Vor 130 Jahren gründete der Schriftsteller und Komponist Avram Goldfaden in der ostrumänischen Stadt Jassy (Iaşi) das erste Jiddische Theater der Welt. Aus diesem Anlaß sprach vor kurzem unser Mitarbeiter Dr. Claus Stephani mit Harry Eliad (79), Intendant und Regisseur des Jüdischen Staatstheaters in Bukarest, wo man sich seit 1948 um die Pflege einer alten Tradition bemüht.

Intendant Harry Eliad an seinem Arbeitstisch

DAVID: Herr Eliad, Sie waren 35 Jahre hindurch als Direktor des Staatstheaters Ploieşti tätig. Als Kulturmanager und Regisseur können Sie auf eine verdienstvolle und vielseitige Arbeit zurückblicken. Im Dezember 1989 wurden Sie dann als Intendant an das Jüdische Staatstheater Bukarest berufen, dem Teatrul Evreiesc de Stat, kurz TES genannt. Würden Sie uns bitte, einleitend zu diesem Gespräch, einiges zur Geschichte des jüdischen Schauspiels in Rumänien sagen?

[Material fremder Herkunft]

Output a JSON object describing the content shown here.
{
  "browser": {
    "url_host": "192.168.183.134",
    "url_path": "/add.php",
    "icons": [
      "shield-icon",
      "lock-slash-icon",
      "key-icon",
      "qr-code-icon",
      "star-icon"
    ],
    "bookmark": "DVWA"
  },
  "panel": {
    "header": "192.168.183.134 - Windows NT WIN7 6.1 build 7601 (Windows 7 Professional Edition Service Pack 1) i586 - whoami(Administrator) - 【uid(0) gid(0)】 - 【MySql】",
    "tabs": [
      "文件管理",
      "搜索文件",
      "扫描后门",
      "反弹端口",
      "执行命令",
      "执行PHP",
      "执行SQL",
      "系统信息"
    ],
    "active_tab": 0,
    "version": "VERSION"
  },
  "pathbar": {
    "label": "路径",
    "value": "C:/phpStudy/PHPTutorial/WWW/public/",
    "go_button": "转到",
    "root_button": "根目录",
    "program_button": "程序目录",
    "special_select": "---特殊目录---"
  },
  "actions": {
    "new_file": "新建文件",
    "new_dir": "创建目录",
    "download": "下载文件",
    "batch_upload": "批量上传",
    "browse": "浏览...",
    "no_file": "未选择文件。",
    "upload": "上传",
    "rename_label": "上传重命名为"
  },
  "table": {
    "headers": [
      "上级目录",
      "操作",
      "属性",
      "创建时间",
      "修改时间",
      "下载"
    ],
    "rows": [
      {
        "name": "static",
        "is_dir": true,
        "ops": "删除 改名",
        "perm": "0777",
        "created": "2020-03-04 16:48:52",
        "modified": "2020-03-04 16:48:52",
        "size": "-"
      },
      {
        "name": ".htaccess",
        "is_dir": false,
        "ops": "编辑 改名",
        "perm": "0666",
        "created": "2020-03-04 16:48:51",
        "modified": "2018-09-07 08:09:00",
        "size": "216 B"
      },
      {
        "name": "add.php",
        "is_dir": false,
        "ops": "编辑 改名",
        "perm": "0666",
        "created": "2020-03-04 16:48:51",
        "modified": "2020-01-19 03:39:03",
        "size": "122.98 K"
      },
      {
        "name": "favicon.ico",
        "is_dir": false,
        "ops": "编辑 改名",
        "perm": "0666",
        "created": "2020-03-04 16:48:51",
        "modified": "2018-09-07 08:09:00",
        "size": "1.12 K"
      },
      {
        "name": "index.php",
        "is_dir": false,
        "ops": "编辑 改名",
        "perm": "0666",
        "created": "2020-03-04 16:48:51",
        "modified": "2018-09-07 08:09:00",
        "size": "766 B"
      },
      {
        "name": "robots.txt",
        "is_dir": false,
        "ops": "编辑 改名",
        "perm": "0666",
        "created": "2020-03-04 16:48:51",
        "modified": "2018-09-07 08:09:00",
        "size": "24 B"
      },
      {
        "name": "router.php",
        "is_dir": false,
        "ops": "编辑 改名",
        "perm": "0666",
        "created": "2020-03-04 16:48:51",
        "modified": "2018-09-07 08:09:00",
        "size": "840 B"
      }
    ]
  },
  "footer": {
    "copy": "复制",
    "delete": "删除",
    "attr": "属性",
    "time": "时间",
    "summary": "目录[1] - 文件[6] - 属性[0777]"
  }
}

Harry Eliad: Das ist ein sehr weitgespanntes und auch ruhmreiches Thema. Bekanntlich gab es bereits in der zweiten Hälfte des 19. Jhd. in Rumänien und in Russland literarisch-musikalische Gruppen, die umherzogen und Couplets und Einakter in jiddischer Sprache aufführten. Das erste jiddische Theater wurde im Oktober 1876 von Avram Goldfaden (1840-1908) in Jassy (Iaşi) gegründet. Die alte Hauptstadt der rumänischen Moldau – nicht zu verwechseln mit dem heutigen Moldawien – war damals eines der geistigen Zentren des östlichen Judentums. Goldfaden, ein genialer Dramatiker und Komponist, der übrigens 1862-1863 mit hebräischen und jiddischen Gedichten debütiert hat, gilt heute weltweit als der Vater des Jiddischen Theaters.

DAVID: Goldfaden stammte jedoch nicht aus Rumänien. Und nach 1883 lebte er bekanntlich in London, Paris und New York, wo er seine Theaterarbeit fortsetzte und mit großem Erfolg eigene Stücke auf die Bühne brachte.

Harry Eliad: Das ist richtig. Goldfaden kam aus der Ukraine, aus Staro Konstantinow. Und ich weiß nicht, ob er überhaupt Rumänisch gesprochen hat, denn zu jener Zeit war Jiddisch noch eine Art „Weltsprache", jedenfalls im Osten. Es gab Tausende von Ortschaften, sogenannte Schtetls – das heißt kleine Städte, Marktflecken, Dörfer –, wo mehrheitlich oder manchmal nur jüdische Handwerker, Händler und Bauern lebten, die untereinander selbstverständlich jiddisch sprachen. Man muss sich das einmal vorstellen: der lebendige Sprachraum des Jiddischen reichte damals von der Moldau und Bessarabien, über Marmatien, Transkarpatien und die Bukowina bis hinauf nach Podolien, Galizien, nach Polen, Litauen, in die Ukraine und nach Russland hinein...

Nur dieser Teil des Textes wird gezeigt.